Quand la fille de Keller Dover (Hugh Jackman) et une amie disparaissent, celui- ci séquestre le coupable présumé alors que les policiers poursuivent plusieurs pistes . Mais jusqu’où ce père désespéré est il prêt à aller pour protéger sa famille? Ce premier film Hollywoodien du réalisateur d' »Incendies » est déjà comparé aux classiques du genre. Alors Prisoners est-il un Seven ou Copycat ?
Le projet Prisoners traîne depuis longtemps dans les coulisses d’ Hollywood. Son script, qui figurait dans la fameuse BlackList regroupant les meilleurs scénarios non encore tournés à attiré des noms prestigieux. Leonardo DiCaprio et Mark Whalberg ont longtemps gravité autour du projet ce dernier a failli partager la vedette avec Christian Bale sous la direction de Bryan Singer (il reste co-producteur du film et recrutera le scénariste Aaron Guzikowski pour son film Contraband) . C’est finalement le réalisateur québecois Denis Villeneuve qui a impressionné les studios avec son film Incendies qui va mettre en image la confrontation Hugh Jackman- Jake Gyllenhaal.
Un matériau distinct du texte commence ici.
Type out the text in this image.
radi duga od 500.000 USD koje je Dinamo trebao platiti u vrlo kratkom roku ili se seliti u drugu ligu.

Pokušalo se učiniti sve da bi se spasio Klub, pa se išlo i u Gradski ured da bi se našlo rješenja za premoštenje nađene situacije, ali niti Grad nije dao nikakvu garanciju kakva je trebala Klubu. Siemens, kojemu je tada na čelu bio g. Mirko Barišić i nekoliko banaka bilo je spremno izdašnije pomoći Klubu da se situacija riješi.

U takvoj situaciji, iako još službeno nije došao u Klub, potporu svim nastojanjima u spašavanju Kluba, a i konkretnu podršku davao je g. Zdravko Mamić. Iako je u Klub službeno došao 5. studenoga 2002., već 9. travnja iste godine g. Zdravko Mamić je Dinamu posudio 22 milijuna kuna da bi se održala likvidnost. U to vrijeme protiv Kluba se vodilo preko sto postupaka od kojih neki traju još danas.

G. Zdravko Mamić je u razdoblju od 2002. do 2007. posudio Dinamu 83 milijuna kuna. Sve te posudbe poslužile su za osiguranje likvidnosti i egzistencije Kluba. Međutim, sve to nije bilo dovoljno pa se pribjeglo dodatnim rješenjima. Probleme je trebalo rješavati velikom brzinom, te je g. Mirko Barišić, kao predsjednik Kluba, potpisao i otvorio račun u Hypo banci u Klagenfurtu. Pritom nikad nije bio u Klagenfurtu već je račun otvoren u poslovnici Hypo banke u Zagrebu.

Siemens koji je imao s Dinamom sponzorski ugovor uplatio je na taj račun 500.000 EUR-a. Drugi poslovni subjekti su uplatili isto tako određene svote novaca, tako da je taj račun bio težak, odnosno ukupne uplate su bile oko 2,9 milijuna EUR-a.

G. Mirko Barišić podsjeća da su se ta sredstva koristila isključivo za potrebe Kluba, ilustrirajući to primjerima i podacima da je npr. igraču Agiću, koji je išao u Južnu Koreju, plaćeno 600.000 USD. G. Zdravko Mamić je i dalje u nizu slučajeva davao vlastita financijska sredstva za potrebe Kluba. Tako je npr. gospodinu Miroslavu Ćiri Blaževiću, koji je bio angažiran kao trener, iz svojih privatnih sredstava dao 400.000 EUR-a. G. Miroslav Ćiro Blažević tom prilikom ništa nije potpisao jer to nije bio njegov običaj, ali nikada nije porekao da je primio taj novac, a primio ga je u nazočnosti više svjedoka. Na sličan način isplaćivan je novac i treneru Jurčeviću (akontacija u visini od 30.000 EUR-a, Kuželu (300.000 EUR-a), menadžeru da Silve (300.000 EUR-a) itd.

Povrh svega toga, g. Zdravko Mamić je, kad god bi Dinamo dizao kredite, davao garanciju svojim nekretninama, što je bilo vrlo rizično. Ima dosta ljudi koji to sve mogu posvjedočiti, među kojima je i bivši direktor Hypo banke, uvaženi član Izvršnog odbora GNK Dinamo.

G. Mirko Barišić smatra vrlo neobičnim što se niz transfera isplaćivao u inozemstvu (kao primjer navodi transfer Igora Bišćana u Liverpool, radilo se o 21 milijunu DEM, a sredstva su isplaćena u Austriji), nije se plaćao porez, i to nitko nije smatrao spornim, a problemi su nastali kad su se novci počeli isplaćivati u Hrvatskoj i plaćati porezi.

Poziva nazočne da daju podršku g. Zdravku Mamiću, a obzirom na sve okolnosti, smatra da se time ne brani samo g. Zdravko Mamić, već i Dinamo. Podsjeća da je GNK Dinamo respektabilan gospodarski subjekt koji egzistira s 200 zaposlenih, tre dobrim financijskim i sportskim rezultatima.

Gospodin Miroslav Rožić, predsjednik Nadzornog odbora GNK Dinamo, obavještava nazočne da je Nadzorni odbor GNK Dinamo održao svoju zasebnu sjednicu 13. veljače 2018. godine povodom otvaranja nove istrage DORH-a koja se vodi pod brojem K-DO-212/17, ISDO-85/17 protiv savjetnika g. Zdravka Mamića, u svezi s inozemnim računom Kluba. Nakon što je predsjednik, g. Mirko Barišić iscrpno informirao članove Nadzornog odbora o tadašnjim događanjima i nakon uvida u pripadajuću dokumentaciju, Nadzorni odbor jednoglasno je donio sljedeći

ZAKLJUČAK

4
Le thème central du film, la justice individuelle face à la loi, résonne particulièrement avec l’actualité. Le choix de Keller de séquestrer et de torturer le suspect soulève une question morale fondamentale : jusqu’où sommes-nous prêts à aller dans une situation extrême ? Le scénario met en lumière un contraste saisissant entre deux Amériques, incarnées par les familles Dover et Birch. D’un côté, Keller Dover, un artisan profondément religieux et survivaliste, et de l’autre, les Birch, des professionnels libéraux aux opinions plus progressistes. Le choix d’acteurs noirs pour incarner les Birch (Viola Davis et Terrence Howard) renforce cette symbolique, les présentant comme une incarnation de « l’Amérique d’Obama ». Leurs réactions face au drame sont ambiguës : d’abord choqués par les actions de Keller, ils ne feront finalement rien pour l’arrêter, craignant qu’il ne soit le seul espoir de sauver leur enfant.
Le point fort de Prisoners est sans conteste son casting, notamment les performances des deux acteurs principaux.Hugh Jackman livre une performance puissante et à fleur de peau, sans doute son rôle dramatique le plus abouti. Au fur et à mesure que le film progresse, on découvre un Keller Dover bien plus complexe et tourmenté que l’image de chasseur qu’il renvoie au début. Alcoolique repenti et mari imparfait, ses actions semblent être un moyen de compenser un profond sentiment d’impuissance. On aurait pu légitimement espérer pour notre « Logan » adoré le même type de reconnaissance que celle qu’a reçue Sean Penn pour un rôle similaire dans Mystic River.
Jake Gyllenhaal, dans le rôle du détective Loki, adopte un jeu tout en intériorité. Son personnage, un policier tenace et solitaire, voit son assurance s’effriter à mesure que l’enquête piétine. Le reste du casting est également excellent : Paul Dano excelle dans le rôle du suspect, maintenant un équilibre parfait entre ambiguïté et fragilité. Le couple formé par Terrence Howard et Viola Davis est parfait, même si leurs personnages sont mis de côté dans la seconde moitié du film. L’actrice oscarisée Melissa Leo (The Fighter) fait une apparition remarquée et troublante.
Techniquement, le film bénéficie du travail exceptionnel du chef opérateur Roger Deakins, connu pour ses collaborations avec les frères Coen et pour Skyfall, qui magnifie l’atmosphère grise et pluvieuse de l’histoire. Souvent comparé à Mystic River, Seven, Zodiac ou encore Le Silence des agneaux, Prisoners ne peut échapper à ces influences. La mise en scène de Villeneuve est maîtrisée et épurée, avec des plans travaillés. Cependant, son choix d’un rythme très (trop ?) lent, similaire à celui de Zodiac, peut déstabiliser. Dans le film de Fincher, cette dilatation du temps servait le propos d’une enquête sans aboutissement. L’intrigue de Prisoners, en revanche, mène à une résolution définitive et dévastatrice. Cet étirement des événements, en particulier la séquestration du suspect, prive le film d’un véritable sentiment d’urgence. D’une durée de 2h26, Prisoners est trop long et aurait gagné à être raccourci d’au moins quarante minutes. En traitant son film comme un grand drame plutôt que comme un thriller, Villeneuve a peut-être manqué l’occasion d’atteindre pleinement ses objectifs.
Conclusion, Prisoners est un thriller solide, porté par un scénario très noir et transcendé par la performance puissante de Hugh Jackman.